There are two strategies, then, for seeing the Lake District: as a literary pilgrim, and as a literal pilgrim trekking the breadth of its terrain. For me, the two are inextricably bound. Or so I rediscovered on a recent trip. Shooting up the M6 from Manchester, it's a two-hour drive to the Lake District. Exiting at Kendal, a town situated at the mouth of the Rothay Valley, I took the A591 north past Windermere, the largest and, regrettably, most commercial of the lakes, to Ambleside. Driving through that slate-fronted town poised at the foot of Loughrigg Fell, I continued on the A591 to Michael's Nook, which is tucked above the village of Grasmere, the perfect base for a literary and nature odyssey.

No writer is more indelibly associated with a place than William Wordsworth is with the Lake District. Born in Cockermouth, reared in Penrith, and schooled in the 17th-century grammar school at Hawkshead, the poet settled permanently in the Grasmere area in 1799. His identification with the Lake District transcends birthplace. Catalyst and muse to his creative powers, the Lake District shaped his literary credo: nature as spiritual instructor. An ideal focus, then, to seeing the Lake District is through his life and work. From Gowbarrow Park, Ullswater, where he first spotted that famous clump of daffodils, to Furness Abbey and the dozens of geographic sites that stud his epic autobiographical poem, ''The Prelude,'' he guides as no one else can.

A quarter-mile south of Grasmere center is Dove Cottage, a two-storied stone house set just off the main road. Wordsworth's residence between 1799 and 1807, it also enshrines three other writers: Coleridge, De Quincey (a ''guest'' for 20 years), and Wordsworth's sister, Dorothy.
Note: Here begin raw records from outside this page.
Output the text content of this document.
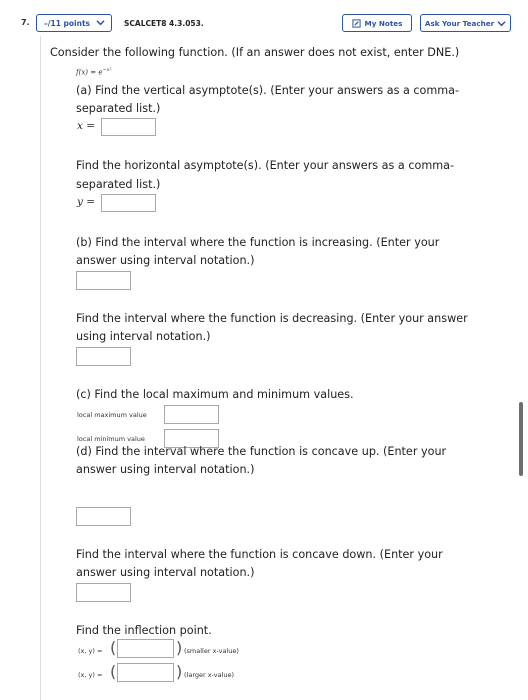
7.	–/11 points	SCALCET8 4.3.053.	My Notes	Ask Your Teacher
Consider the following function. (If an answer does not exist, enter DNE.)
$f(x) = e^{-x^2}$
(a) Find the vertical asymptote(s). (Enter your answers as a comma-
separated list.)
x =
Find the horizontal asymptote(s). (Enter your answers as a comma-
separated list.)
y =
(b) Find the interval where the function is increasing. (Enter your
answer using interval notation.)
Find the interval where the function is decreasing. (Enter your answer
using interval notation.)
(c) Find the local maximum and minimum values.
local maximum value
local minimum value
(d) Find the interval where the function is concave up. (Enter your
answer using interval notation.)
Find the interval where the function is concave down. (Enter your
answer using interval notation.)
Find the inflection point.
(x, y) = (	) (smaller x-value)
(x, y) = (	) (larger x-value)
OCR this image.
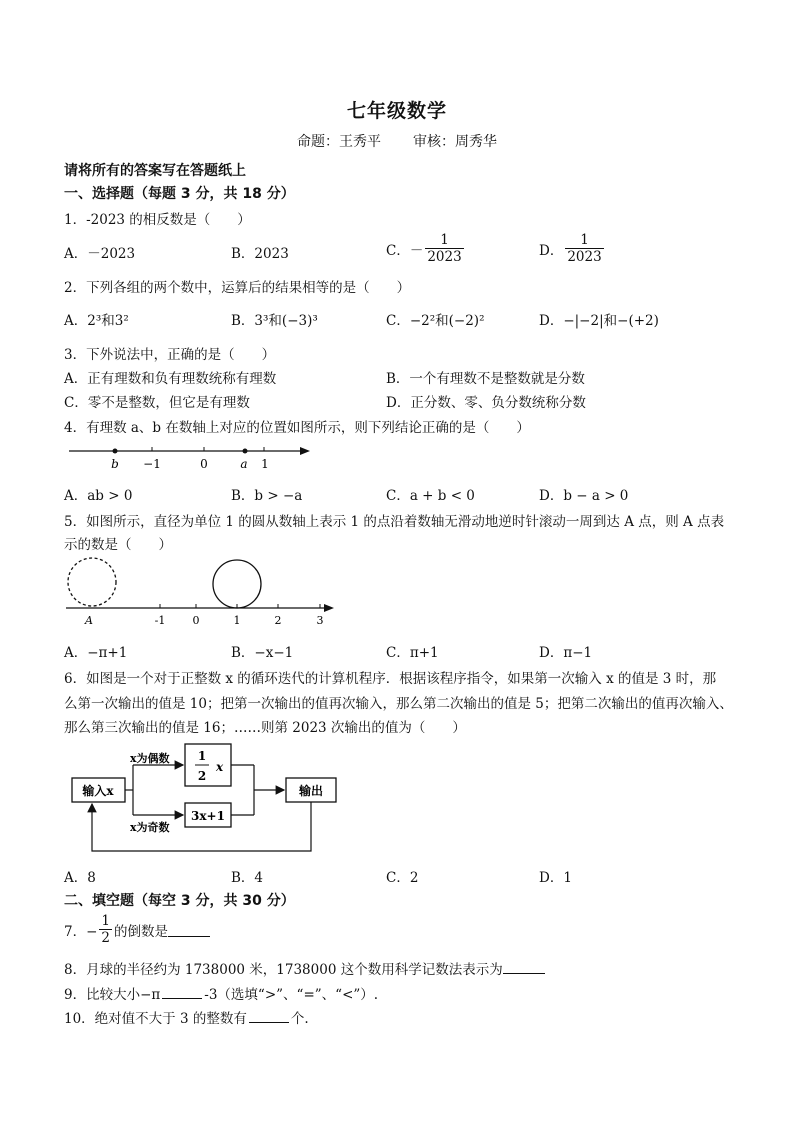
七年级数学
命题：王秀平 审核：周秀华
请将所有的答案写在答题纸上
一、选择题（每题 3 分，共 18 分）
1．-2023 的相反数是（　　）
A．－2023	B．2023	C．－ $\frac{1}{2023}$	D． $\frac{1}{2023}$
2．下列各组的两个数中，运算后的结果相等的是（　　）
A．2³和3²	B．3³和(−3)³	C．−2²和(−2)²	D．−|−2|和−(+2)
3．下外说法中，正确的是（　　）
A．正有理数和负有理数统称有理数	B．一个有理数不是整数就是分数
C．零不是整数，但它是有理数	D．正分数、零、负分数统称分数
4．有理数 a、b 在数轴上对应的位置如图所示，则下列结论正确的是（　　）
b −1	0	a 1
A．ab > 0	B．b > −a	C．a + b < 0	D．b − a > 0
5．如图所示，直径为单位 1 的圆从数轴上表示 1 的点沿着数轴无滑动地逆时针滚动一周到达 A 点，则 A 点表
示的数是（　　）
A	-1 0	1	2	3
A．−π+1	B．−x−1	C．π+1	D．π−1
6．如图是一个对于正整数 x 的循环迭代的计算机程序．根据该程序指令，如果第一次输入 x 的值是 3 时，那
么第一次输出的值是 10；把第一次输出的值再次输入，那么第二次输出的值是 5；把第二次输出的值再次输入、
那么第三次输出的值是 16；……则第 2023 次输出的值为（　　）
输入x
x为偶数
x为奇数
1
2
x
3x+1
输出
A．8	B．4	C．2	D．1
二、填空题（每空 3 分，共 30 分）
7．− $\frac{1}{2}$ 的倒数是
8．月球的半径约为 1738000 米，1738000 这个数用科学记数法表示为
9．比较大小−π	-3（选填“>”、“=”、“<”）.
10．绝对值不大于 3 的整数有	个.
The latter's ''Grasmere Journals'' detail creative and domestic life at Dove Cottage. On June 10, 1810, for example , an entry notes: ''Coleridge came with a sack-full of books, etc., and a branch of Mountain ash. He had been attacked by a cow. He came over from Griesdale. A furious wind.''

Today, Dove Cottage is a beautifully preserved glimpse into their lives. Passing through the garden that Dorothy stocked with sweet peas and honeysuckle, you enter the wood-paneled parlor, off which splinter the kitchen and Dorothy's bedroom. Upstairs, on the left, is the sitting room where Coleridge or De Quincey read, careful not to waken Wordsworth's children in the newspaper-insulated room next door. Across from this is Wordsworth's study, a white-walled room decorated with its original furniture. On display are the poet's journals, as well as touching personal items, such as his wooden ice skates.

To get an overview of the Lake District and its poets, visitors should not miss the brilliantly laid-out Wordsworth Museum next door. Its ground floor details the area's history and geography; the upstairs guides one through the lives and works of the romantics. On display are original letters, journals, first editions, portraits, clothing, and personal artifacts. A fascinating time capsule concludes the tour: sketchbooks, letters, and journals of Victorian travelers.